I have to do the next problem but I'm a little lost.
Let $A = \begin{bmatrix} 0 & 1 & 0 \\ 0 & 0 & 1 \\ 0 & 0 & 0 \end{bmatrix}$ and $B = \begin{bmatrix} 2 & 1 & 0 \\ 0 & 2 & 0 \\ 0 & 0 & 3 \end{bmatrix}$ be two elements of $\mathcal{M}_3(\mathbb{C})$.
Let $$ T = \begin{bmatrix} 4 & 1 & 0 & -4 & 0 & 0 \\ 0 & 4 & -1 & 0 & -4 & 2 \\ 0 & 0 & 6 & 0 & 0 & -6 \\ 2 & 0 & 0 & -2 & 1 & 0 \\ 0 & 2 & -1 & 0 & -2 & 2 \\ 0 & 0 & 3 & 0 & 0 & -3 \end{bmatrix} \in \mathcal{M}_6(\mathbb{C}). $$
a) Let $\exp(z) = e^z$, $z \in \mathbb{C}$. Find $\exp(T)$.
Hint: $$S := \begin{bmatrix} 1 & 2 \\ 1 & 1 \end{bmatrix}$$
b) Let $g(z) = \begin{cases} 1 & \mbox{ if } | z | < \frac{1}{2} \\ 0 & \mbox{ if } |z - 2 | < \frac{1}{2} \\ 0 & \mbox{ if } |z-3| < \frac{1}{2} \end{cases}$. \ \ \ \ \ Find $g(T)$.

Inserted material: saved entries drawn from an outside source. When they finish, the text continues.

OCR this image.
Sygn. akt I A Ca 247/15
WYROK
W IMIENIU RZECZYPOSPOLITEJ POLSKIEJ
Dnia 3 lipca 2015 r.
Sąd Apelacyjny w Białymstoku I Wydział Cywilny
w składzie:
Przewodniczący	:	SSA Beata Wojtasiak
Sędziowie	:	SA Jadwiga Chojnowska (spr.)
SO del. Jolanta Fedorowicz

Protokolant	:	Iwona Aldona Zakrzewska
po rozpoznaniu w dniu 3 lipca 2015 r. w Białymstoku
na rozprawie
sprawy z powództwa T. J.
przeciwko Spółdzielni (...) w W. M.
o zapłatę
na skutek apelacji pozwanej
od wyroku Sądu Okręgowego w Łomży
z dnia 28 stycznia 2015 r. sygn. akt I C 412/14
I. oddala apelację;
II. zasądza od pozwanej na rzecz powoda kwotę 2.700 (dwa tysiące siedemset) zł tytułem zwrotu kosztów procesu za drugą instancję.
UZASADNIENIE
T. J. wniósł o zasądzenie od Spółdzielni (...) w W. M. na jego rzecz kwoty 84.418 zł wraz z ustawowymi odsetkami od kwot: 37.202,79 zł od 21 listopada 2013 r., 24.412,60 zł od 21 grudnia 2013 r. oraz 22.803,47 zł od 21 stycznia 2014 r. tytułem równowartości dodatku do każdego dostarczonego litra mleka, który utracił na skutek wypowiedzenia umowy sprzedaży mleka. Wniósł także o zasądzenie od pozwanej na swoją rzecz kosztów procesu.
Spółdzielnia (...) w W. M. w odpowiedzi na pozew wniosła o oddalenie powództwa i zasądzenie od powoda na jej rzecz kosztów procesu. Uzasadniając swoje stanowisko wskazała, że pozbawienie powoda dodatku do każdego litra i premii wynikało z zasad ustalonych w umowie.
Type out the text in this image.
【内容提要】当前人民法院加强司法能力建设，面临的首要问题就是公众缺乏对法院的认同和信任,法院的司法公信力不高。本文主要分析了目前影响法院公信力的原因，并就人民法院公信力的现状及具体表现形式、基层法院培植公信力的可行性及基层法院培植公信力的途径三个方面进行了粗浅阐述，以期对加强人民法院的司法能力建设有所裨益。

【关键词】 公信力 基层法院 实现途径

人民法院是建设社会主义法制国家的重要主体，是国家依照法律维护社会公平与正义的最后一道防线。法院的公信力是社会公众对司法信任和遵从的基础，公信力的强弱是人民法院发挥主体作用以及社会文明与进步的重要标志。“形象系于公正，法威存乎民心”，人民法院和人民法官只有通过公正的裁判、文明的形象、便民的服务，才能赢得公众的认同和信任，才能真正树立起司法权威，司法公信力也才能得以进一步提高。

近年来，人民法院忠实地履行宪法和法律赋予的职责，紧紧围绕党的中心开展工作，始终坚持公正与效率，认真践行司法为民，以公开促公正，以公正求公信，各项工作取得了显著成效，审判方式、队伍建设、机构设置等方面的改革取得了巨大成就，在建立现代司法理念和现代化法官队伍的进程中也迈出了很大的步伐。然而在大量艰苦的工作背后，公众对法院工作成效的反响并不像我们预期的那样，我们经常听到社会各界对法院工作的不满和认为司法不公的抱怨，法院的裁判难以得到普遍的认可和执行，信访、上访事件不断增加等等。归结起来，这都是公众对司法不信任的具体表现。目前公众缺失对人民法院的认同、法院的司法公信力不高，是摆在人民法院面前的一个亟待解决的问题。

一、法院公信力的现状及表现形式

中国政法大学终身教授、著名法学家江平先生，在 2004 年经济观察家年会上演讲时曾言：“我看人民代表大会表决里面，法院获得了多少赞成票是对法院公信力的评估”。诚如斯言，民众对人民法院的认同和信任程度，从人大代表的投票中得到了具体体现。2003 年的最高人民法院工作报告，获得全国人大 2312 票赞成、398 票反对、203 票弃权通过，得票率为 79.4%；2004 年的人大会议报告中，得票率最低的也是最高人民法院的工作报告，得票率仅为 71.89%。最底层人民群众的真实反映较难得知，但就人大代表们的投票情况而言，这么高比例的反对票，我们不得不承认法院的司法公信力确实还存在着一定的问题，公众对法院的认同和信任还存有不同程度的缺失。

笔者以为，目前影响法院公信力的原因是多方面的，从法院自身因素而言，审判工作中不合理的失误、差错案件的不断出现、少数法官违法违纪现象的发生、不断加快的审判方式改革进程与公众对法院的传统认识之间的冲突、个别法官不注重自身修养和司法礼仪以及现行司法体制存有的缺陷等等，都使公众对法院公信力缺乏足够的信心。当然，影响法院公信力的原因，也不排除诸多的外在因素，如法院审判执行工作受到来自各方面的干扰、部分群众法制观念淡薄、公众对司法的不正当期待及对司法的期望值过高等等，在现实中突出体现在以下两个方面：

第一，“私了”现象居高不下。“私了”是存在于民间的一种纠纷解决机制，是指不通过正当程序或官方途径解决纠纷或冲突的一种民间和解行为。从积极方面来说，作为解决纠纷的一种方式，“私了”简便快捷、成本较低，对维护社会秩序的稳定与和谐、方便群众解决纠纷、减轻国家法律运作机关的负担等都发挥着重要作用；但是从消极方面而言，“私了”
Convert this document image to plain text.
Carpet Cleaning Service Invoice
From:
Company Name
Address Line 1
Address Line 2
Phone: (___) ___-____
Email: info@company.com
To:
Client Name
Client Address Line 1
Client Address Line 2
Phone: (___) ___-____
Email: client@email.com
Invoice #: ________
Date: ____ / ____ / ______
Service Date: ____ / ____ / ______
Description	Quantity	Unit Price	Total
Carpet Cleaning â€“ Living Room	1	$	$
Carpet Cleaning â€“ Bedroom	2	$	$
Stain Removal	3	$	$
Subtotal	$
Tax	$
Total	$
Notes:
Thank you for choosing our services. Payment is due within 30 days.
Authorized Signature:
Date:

I was able to do a) I use the hint to obtain this equation
$$ \begin{bmatrix} 1 & 2 \\ 1 & 1 \end{bmatrix} \ \begin{bmatrix} A & 0 \\ 0 & B \end{bmatrix}\ \begin{bmatrix} -1 & 2 \\ 1 & -1 \end{bmatrix} = \begin{bmatrix} -A + 2 B & 2 A - 2 B \\ -A + B & 2 A - B \end{bmatrix}=T$$
and then $exp(z)=\lim_{n\to\infty}\sum_{i=0}^n\frac{z^i}{i!}$.
I need help for b)
What I though was of using Functional calculus then if $\Gamma$ is a closed countour of $\sigma(T)$ then
$$g(T)=\int_\Gamma g(z)(z-T)^{-1} dz$$
I though of defining $\Gamma$ as the union of $|z|=1/2, |z-2|=1/2,|z-3|=1/2$. (I still have to prove that $\sigma(T)$ is in the domain of $g$). My problem is that I'm not sure if this is a correct aproach, if there is a easy way to prove that $\sigma(T)$ is contain in the domaing of $g$ and lastly I'm not sure how to aproach the integral. How should I calculated.